I kept moving cautiously forward, always keeping an eye out for scavengers but it appeared that anything of value had been stripped from this place long ago. Even the siding on some houses had been torn off, presumably to burn for warmth in the cold Canadian winters.

After about a half an hour of walking, my feet finally came to a stop in front of a particular house. The once white siding was now a dingy brown, the red door was knocked off its hinges and most of the shingles had fallen off the battered roof.

Home.

I stepped carefully into the house and the fresh footprints in the layer of dust that covered the floor caught my eye. Before following them up the stairs I looked around the place I had spent my childhood.

Faded magazines and children’s toys were still laid out across the coffee table and floor in the family room, a vase that my mother used to fill regularly with fresh flowers was now filled with brown water and the tulips and wild flowers were dead and dried up. The kitchen was mostly empty. Cabinet doors left open and the pantry shelves picked bare. It seemed that others had found their way in to pick through our home in search of food.

I carefully walked up the stairs and followed the footprints that led into my parents old bedroom where I found Blake, sitting at my mom’s old vanity, clutching tightly onto something.

“Blake,” I whispered as not to startle him, but it seemed he already knew I was there.

He turned and I saw his eyes, red and puffy from crying.

“I’m sorry,” he said, “I knew if I had told you, you wouldn’t have let me come.”

“you’re damn right,” I laughed. But I couldn’t be mad, I was happy to see him and happy that he was safe.

He opened his hand to show me what he was holding, it was our mother’s old heart shaped locket, the gold still shining as it had on the last day she had worn it.

He opened it, the emotions I had pushed down for so long came bubbling up and I couldn’t help but cry. It was a picture of our parents; they were young and happy. Smiling and looking at each other as if there was no one else in the room.

It was in that moment, that I realized that the numbness I had succumbed to wasn’t a strength. It was a crutch.

Through all the pain and strife that our new lives had brought us, we were still human. I thought that love and compassion could not exist in this new world, I saw it as a weakness, but I was wrong. It was love that made us stronger and kept us going. My parents loved each other, and they loved us, and it was the power in that that kept them going and gave them the will to survive.

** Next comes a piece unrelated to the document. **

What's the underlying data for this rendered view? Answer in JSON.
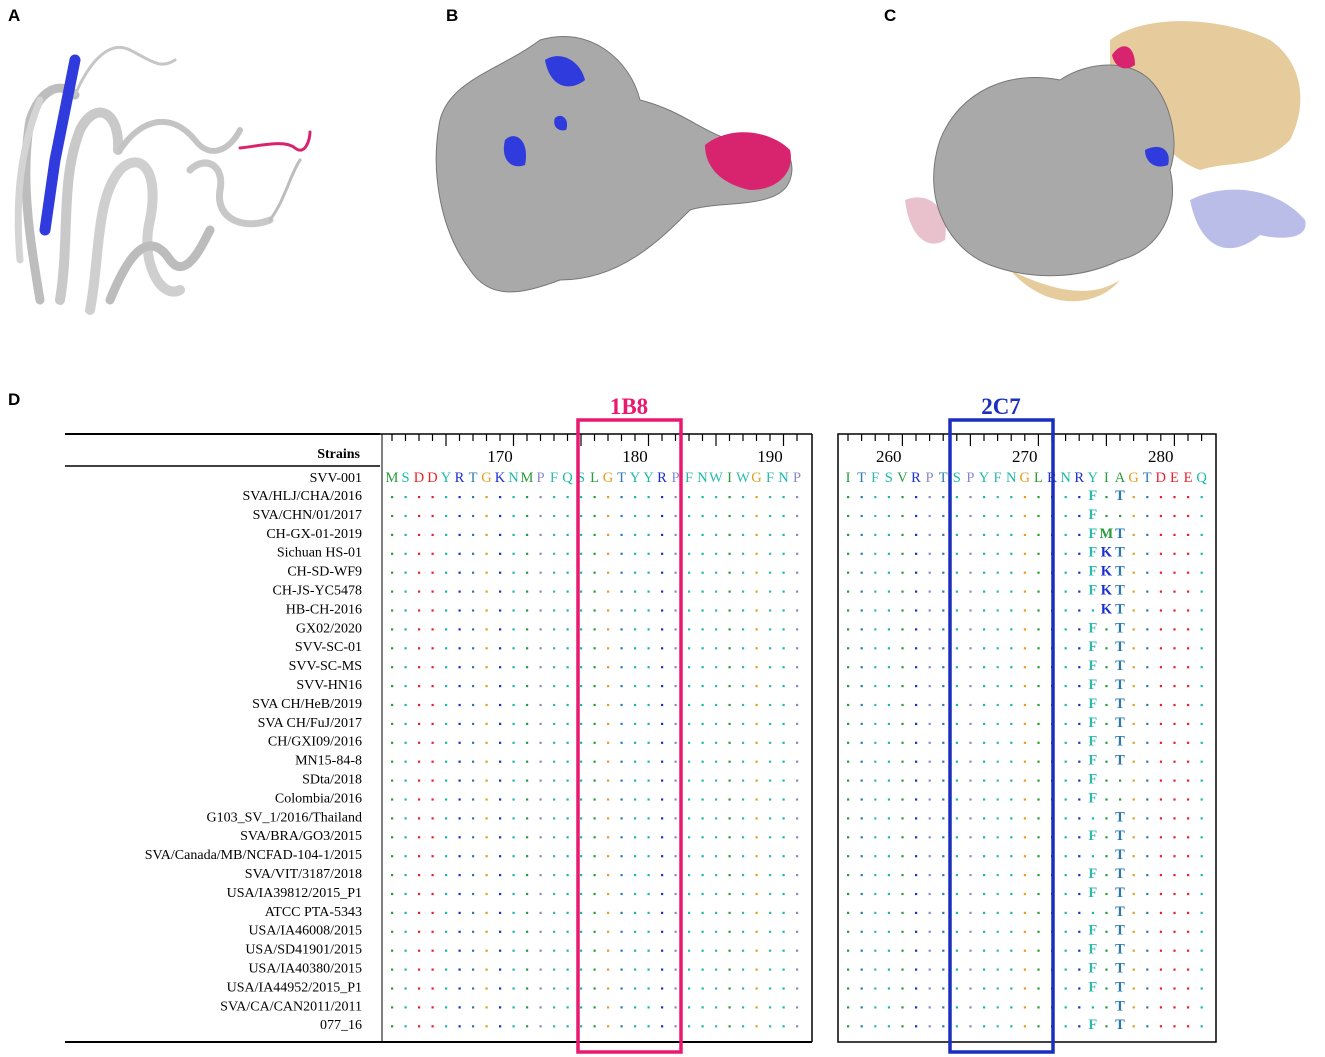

The pain that Blake felt, and I had refused to feel for so long was a sign that we were more than just survivors existing in this new world; we were human and our humanity existed in our ability to love and the pain that we felt showed us that that love was real.

He took the locket and put it around my neck and we walked out of that house together. It wasn’t home, it had been once but not anymore. Our home was wherever we were together and with mom and dad coming back with us, even just in the form of a small photograph encased in a heart shaped locket, we felt a little bit more whole, and I felt human once more.